With respect to modified Fitzpatrick scores after surgery, patients with higher estimated ages before surgery tended to have higher scores after surgery (P < 0.01), as did patients with higher Glogau scores of 3 or 4 before surgery (P < 0.01). The results indicate that older patients and those with more rhytids had less than favorable outcomes as compared with younger patients and those with less rhytids. These findings reveal underlying difficulties in treating certain populations. The current treatment technology may have limits as to the aesthetic effects it can provide. As a result, those with more severe rhytids may require more aggressive treatment modalities.

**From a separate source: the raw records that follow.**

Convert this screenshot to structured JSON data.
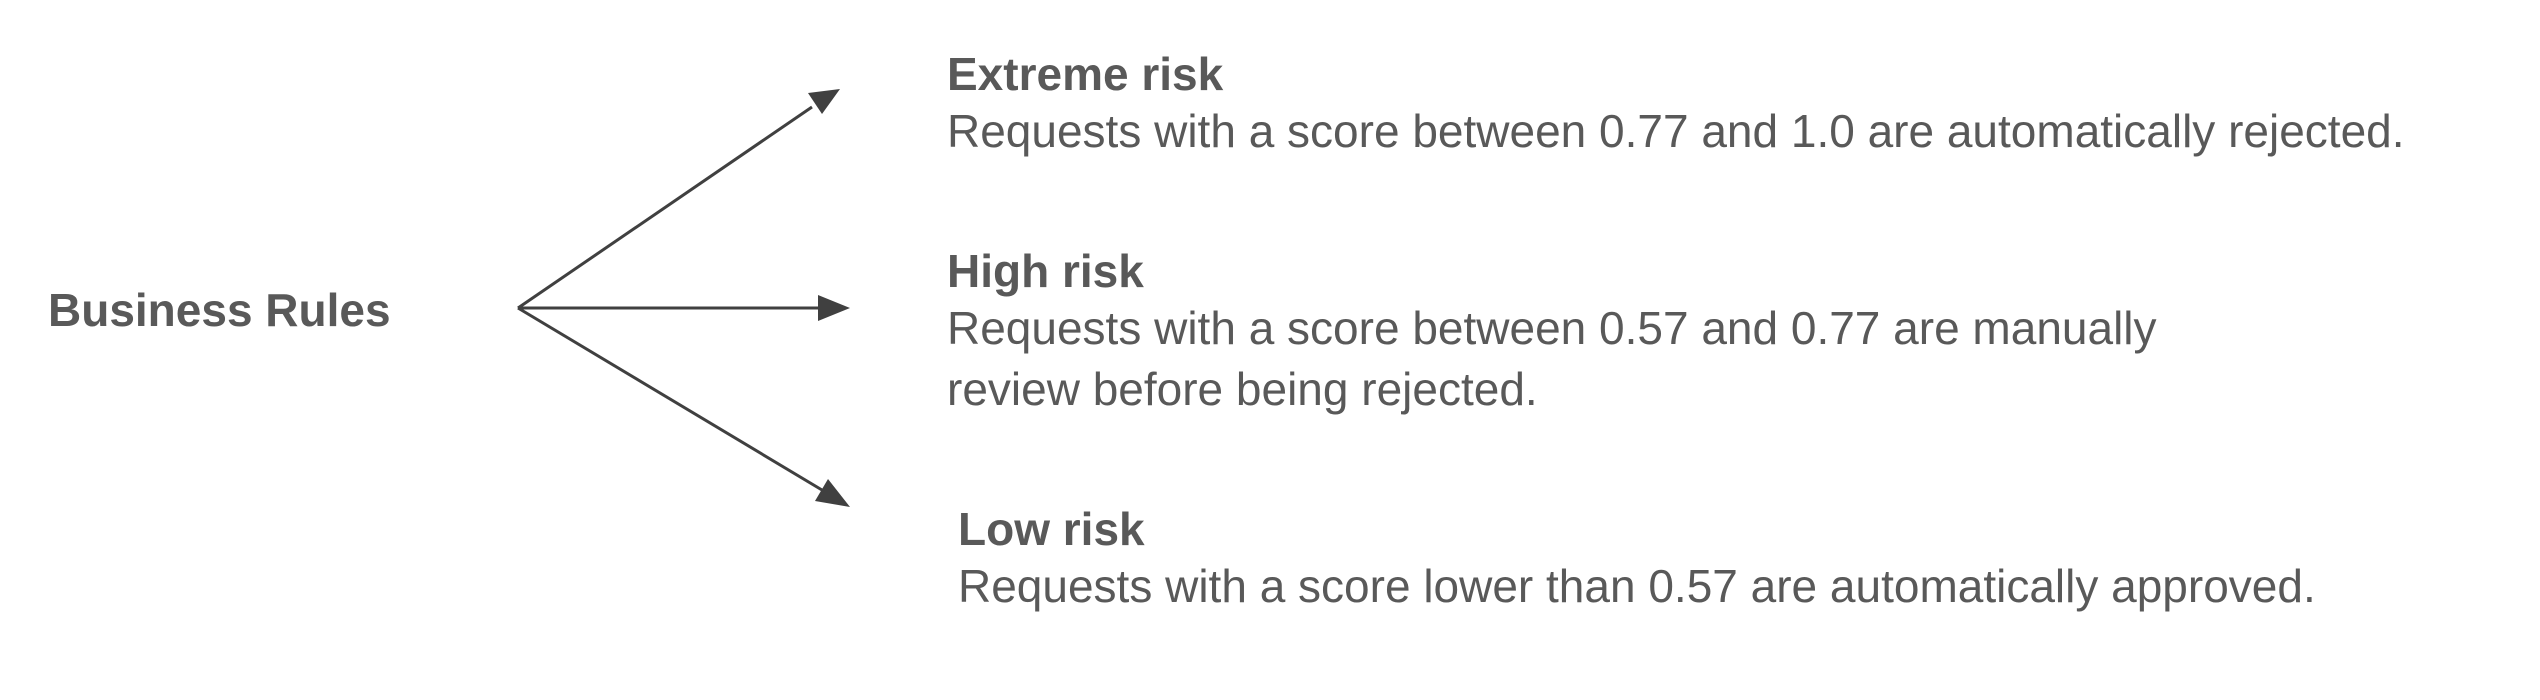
{
  "diagram": {
    "root_label": "Business Rules",
    "rules": [
      {
        "title": "Extreme risk",
        "description_lines": [
          "Requests with a score between 0.77 and 1.0 are automatically rejected."
        ]
      },
      {
        "title": "High risk",
        "description_lines": [
          "Requests with a score between 0.57 and 0.77 are manually",
          "review before being rejected."
        ]
      },
      {
        "title": "Low risk",
        "description_lines": [
          "Requests with a score lower than 0.57 are automatically approved."
        ]
      }
    ],
    "colors": {
      "text": "#595959",
      "arrow": "#404040",
      "background": "#ffffff"
    }
  }
}
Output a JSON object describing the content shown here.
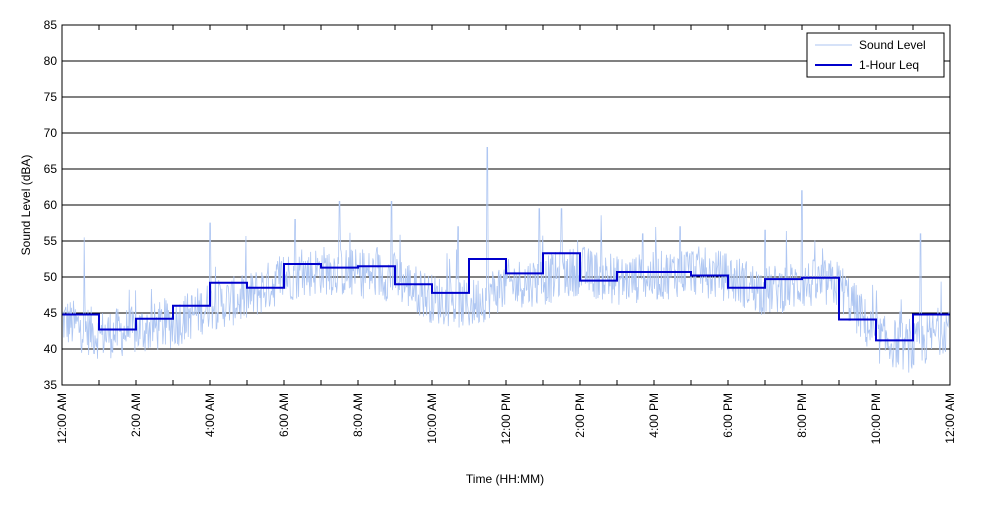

In our limited experience, combining fractionated CO2 laser resurfacing with surgery did not result in any complications, consistent with previously published.11,12 We have seen that combination therapy is a safe treatment option that delivers quality aesthetic results with minimal downtime and operating expense. Patients enjoy having combination therapy because it is less expensive, less painful overall, and more convenient for them to recover from a single operation over staged treatments. Albeit not measured, improvements in self-esteem, confidence, and wellness are seen in patients who receive laser and facial plastic surgery. Facial plastic surgery may well be entering into a new treatment paradigm that maximizes treatment benefit with combination therapy.

CONCLUSIONS

The combination of facial plastic surgery with fractionated CO2 lasers is a valuable method in the treatment of rhytidosis. Improvements in estimated age can be seen with either laser resurfacing or combination therapy. Added benefit may be seen in patients with higher Fitzpatrick scores. We add our experience to the experience of other surgeons, to continue demonstrating that this procedure has repetitively been performed safely with excellent results improving wrinkles and facial esthetics.

Footnotes

Published online 2 October 2018.

Disclosure: Dr. Barrera is a Consultant and Grant Recipient from Spirox, LLC. The Article Processing Charge was paid for by a Department of Defense Research Grant.